Devletin diplomamızı iptali sonrası gittiğimiz Londra'da üniversiteyi yeniden okuyup bitirmişken bu kez Batıda bir başka paradigma değişikliğine şahit olmuştuk. 2001 yılının 11 Eylül günü ABD kendi kendisine saldırıp yeni dünya paradigmasını “İslam ile savaş” üzerine oluştururken bu olayın 1. yıldönümü olan 11 Eylül 2002'de Türkiye'ye dönmüştük. O günlerde Ak partinin iktidara gelerek paradigmayı sorgulamaya başlamasına henüz yaklaşık 2 ay vardı.
Seçim oldu, AK Parti tek başına iktidara geldi, biz Ak Parti İstanbul İl Başkanlığında Siyasi Hukuki İşler sekreteri olarak göreve başladık. Projeler yaptık. O projelerden biri nde 8 hafta sürecek “Siyasi komplo teorileri” dersini verirken 10 -15 kişilik bir gruba kabaca söyle demiştim:
“Sizin çocuklarınız Atatürk ideolojisi ile büyümeyecek. İdeolojiler ve kahramanlar ülkenin o günkü şartlarına ve ihtiyaçlarına göre yaratılır ve toplumun tüketimine sunulur. Atatürk ideolojisini kendi dünya görüşünüze göre sevgi ya da nefretle anlamaya çalışmayın. Atatürkçülük ve laiklik, savaşı kaybetmiş ve İslam bayraktarlığından yorgun düşmüş bir ülkenin Batıya 'tamam pes ediyorum, İslamı da bayraktarlığını da bıraktım, bundan sonra sen de beni rahat bırak' demesidir. Ülkenin güçlenmesi ile bu durum değişecektir”.
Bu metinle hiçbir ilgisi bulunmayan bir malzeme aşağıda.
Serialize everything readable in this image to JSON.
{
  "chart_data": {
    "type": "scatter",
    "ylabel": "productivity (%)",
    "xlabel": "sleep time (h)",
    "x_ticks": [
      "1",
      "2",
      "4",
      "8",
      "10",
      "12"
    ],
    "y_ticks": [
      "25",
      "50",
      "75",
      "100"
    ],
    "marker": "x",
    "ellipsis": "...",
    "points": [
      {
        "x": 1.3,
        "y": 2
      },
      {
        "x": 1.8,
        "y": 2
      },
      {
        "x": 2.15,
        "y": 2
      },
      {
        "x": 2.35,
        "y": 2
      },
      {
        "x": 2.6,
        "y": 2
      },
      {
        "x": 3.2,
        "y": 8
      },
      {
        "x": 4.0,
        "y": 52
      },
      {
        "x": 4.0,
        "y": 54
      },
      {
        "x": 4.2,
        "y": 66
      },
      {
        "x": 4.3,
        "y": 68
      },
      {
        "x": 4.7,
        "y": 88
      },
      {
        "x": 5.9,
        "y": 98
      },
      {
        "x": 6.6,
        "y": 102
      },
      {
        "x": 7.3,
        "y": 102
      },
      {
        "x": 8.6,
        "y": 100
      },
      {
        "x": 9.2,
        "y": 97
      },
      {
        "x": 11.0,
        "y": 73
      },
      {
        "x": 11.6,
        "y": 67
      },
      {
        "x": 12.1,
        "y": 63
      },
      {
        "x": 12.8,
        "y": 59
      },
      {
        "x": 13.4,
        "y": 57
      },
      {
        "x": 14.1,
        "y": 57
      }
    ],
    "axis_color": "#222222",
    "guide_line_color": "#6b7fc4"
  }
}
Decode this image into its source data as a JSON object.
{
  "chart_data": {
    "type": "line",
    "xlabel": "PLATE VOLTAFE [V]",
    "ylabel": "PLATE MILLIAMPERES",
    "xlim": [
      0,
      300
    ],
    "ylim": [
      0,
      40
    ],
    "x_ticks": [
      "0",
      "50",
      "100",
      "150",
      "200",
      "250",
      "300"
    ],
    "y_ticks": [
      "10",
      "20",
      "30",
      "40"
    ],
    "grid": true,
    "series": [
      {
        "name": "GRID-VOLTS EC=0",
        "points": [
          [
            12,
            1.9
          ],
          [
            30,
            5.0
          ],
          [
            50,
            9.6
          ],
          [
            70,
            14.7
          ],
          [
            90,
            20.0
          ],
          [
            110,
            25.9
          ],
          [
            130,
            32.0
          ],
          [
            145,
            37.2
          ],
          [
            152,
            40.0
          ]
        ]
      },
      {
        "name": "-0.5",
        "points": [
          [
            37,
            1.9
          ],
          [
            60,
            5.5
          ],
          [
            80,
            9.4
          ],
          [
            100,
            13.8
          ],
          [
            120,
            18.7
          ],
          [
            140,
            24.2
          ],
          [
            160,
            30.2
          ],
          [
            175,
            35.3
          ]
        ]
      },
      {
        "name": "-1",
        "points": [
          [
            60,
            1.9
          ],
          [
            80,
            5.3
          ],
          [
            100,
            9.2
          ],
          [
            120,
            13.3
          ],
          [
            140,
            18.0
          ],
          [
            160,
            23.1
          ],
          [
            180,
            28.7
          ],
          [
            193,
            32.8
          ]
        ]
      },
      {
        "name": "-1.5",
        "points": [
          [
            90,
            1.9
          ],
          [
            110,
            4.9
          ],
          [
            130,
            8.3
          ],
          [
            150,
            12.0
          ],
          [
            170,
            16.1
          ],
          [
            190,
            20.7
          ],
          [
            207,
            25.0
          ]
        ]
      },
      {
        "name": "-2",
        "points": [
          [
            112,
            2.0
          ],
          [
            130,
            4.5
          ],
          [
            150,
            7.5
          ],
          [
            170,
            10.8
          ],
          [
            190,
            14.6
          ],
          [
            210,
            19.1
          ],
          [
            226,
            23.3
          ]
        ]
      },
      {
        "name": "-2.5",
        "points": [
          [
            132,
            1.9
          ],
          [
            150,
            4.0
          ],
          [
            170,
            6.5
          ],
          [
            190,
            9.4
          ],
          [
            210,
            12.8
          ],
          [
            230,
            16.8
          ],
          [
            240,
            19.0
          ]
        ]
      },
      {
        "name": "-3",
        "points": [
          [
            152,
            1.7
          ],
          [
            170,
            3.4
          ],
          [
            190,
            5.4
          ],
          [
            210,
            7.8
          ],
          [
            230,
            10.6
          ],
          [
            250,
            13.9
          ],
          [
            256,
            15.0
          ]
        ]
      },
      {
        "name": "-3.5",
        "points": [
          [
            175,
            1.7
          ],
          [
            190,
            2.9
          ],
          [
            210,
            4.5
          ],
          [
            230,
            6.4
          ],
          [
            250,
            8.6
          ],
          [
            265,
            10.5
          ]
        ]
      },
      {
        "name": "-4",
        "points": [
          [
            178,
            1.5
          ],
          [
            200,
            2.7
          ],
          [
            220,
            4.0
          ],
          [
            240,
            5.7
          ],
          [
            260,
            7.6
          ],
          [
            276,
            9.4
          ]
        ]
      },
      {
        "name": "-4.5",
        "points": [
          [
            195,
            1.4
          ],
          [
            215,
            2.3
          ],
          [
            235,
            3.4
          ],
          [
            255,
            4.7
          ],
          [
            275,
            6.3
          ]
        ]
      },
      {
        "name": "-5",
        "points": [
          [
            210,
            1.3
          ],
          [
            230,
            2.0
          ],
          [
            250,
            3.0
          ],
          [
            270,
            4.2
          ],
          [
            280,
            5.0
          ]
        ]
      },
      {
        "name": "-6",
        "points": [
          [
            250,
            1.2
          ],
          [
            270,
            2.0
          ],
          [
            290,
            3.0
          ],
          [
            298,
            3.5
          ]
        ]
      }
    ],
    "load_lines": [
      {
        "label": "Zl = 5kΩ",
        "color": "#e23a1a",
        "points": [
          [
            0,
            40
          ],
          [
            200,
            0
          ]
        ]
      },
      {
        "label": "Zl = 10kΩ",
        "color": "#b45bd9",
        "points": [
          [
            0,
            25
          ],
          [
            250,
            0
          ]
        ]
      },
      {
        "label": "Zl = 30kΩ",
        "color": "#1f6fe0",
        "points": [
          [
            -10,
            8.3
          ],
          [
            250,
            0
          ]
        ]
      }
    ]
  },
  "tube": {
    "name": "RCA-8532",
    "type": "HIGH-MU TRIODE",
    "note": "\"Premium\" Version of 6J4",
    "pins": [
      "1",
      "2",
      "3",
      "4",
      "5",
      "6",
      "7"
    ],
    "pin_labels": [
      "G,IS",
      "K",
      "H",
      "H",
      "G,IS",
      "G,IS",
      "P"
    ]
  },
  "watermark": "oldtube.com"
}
Derse katılanların bazılarının “bu acaba ajan provokatör mü” tarzı bakışlarını görünce son 10 yılda Türkiye'den epey uzak kalarak bazı tabuları unuttuğumu farketmiş ve konuyu kapatmanın daha hayırlı olacağına karar vermiştim.
Tüm bunları niye anlattık.
İki gün önce Milli Savunma Bakanlığından gelme Milli Eğitim Bakanımız İsmet Yılmaz yeni eğitim müfredatını açıkladı. Kendisinin Milli Eğitim Bakanı olduğunu duyduğumuzda verdiğimiz ilk tepki “demek artık eğitim ülke savunması üzerine kurulacak” olmuştu.
Nitekim öyle de oldu. Paradigma değişimlerinin kokusunu en iyi alan gazete olan “Hürriyet” yine en doğru yerinden olayı yakaladı.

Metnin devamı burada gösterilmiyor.